Yesemek: Hitit Heykel Atölyesi

Prof. Dr. Atilla Engin

    Gaziantep iline bağlı İslahiye ilçe merkezinin yaklaşık 25 km güneydoğusunda, Yesemek Mahallesi (eski Yesemek Köyü) sınırları içerisinde yer alan Yesemek, Eski Önasya’nın bilinen en büyük ve en eski heykel atölyesi ve taş ocağıdır. Heykeltraşlık eserleri, Karatepe ya da Aslanlıtepe olarak bilinen yükseltisinin batı ve kuzey yamaçları boyunca geniş bir alana yayılmıştır. Tepenin batı yamaçları üzerindeki bazalt yataklarından çıkartılan bloklar, tepenin kuzeybatı eteklerinde kapı aslanı ya da sfenks gibi heykellere dönüştürülmüştür. 2018 yılında Gaziantep Müzesi ve Gaziantep Belediyesi arkeologları tarafından alanda yapılan inceleme ve tespit çalışmalarında 518 heykel taslağı ve bazalt blok tespit edilmiştir. Yapılacak kazılarla bu sayının çok daha artacağı tahmin edilmektedir.

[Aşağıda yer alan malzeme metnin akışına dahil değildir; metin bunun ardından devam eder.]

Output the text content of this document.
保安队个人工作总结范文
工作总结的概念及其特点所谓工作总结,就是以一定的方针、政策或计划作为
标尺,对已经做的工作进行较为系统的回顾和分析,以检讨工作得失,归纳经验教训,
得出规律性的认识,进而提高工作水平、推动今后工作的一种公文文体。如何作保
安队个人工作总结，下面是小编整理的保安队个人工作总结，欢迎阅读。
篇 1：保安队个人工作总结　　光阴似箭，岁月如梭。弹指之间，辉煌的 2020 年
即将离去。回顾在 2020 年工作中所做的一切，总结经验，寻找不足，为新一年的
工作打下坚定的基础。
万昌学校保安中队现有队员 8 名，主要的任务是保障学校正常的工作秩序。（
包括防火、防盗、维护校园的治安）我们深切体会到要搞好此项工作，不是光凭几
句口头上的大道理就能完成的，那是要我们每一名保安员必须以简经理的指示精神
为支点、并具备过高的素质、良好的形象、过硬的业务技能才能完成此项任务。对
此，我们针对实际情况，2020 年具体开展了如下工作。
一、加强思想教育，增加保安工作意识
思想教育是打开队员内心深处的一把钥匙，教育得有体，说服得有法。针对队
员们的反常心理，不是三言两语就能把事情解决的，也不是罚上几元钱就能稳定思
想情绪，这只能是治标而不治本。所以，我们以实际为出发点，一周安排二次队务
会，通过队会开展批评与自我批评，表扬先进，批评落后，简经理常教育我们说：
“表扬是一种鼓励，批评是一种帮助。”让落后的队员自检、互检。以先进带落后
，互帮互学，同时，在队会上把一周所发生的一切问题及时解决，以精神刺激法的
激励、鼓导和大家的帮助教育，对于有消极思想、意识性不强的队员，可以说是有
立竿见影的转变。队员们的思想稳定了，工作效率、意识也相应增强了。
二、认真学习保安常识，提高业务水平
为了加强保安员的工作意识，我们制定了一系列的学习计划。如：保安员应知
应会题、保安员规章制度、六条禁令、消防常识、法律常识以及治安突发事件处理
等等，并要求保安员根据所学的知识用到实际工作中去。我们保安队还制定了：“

    Atölyede 11 hektarlık bir alan yayılmış heykeltıraşlık eserlerinin büyük çoğunluğunu aslan ve sfenks heykel taslakları oluşturmaktadır. Alandaki kalıntılar; aslan ve sfenk heykelleri dışında dağ tanrısı, bir adet savaş arabası ve bir adet aslan-adamdan oluşan kabartmalar ile ortostat, sütun altlığı ve bazalt bloklardan oluşan mimari öğelerden oluşmaktadır. Tamamlanmamış taslaklardan oluşan heykellerin ince ayrıntılarının yerleştirileceği yapılara taşındıktan sonra işleneceği bilinmektedir. 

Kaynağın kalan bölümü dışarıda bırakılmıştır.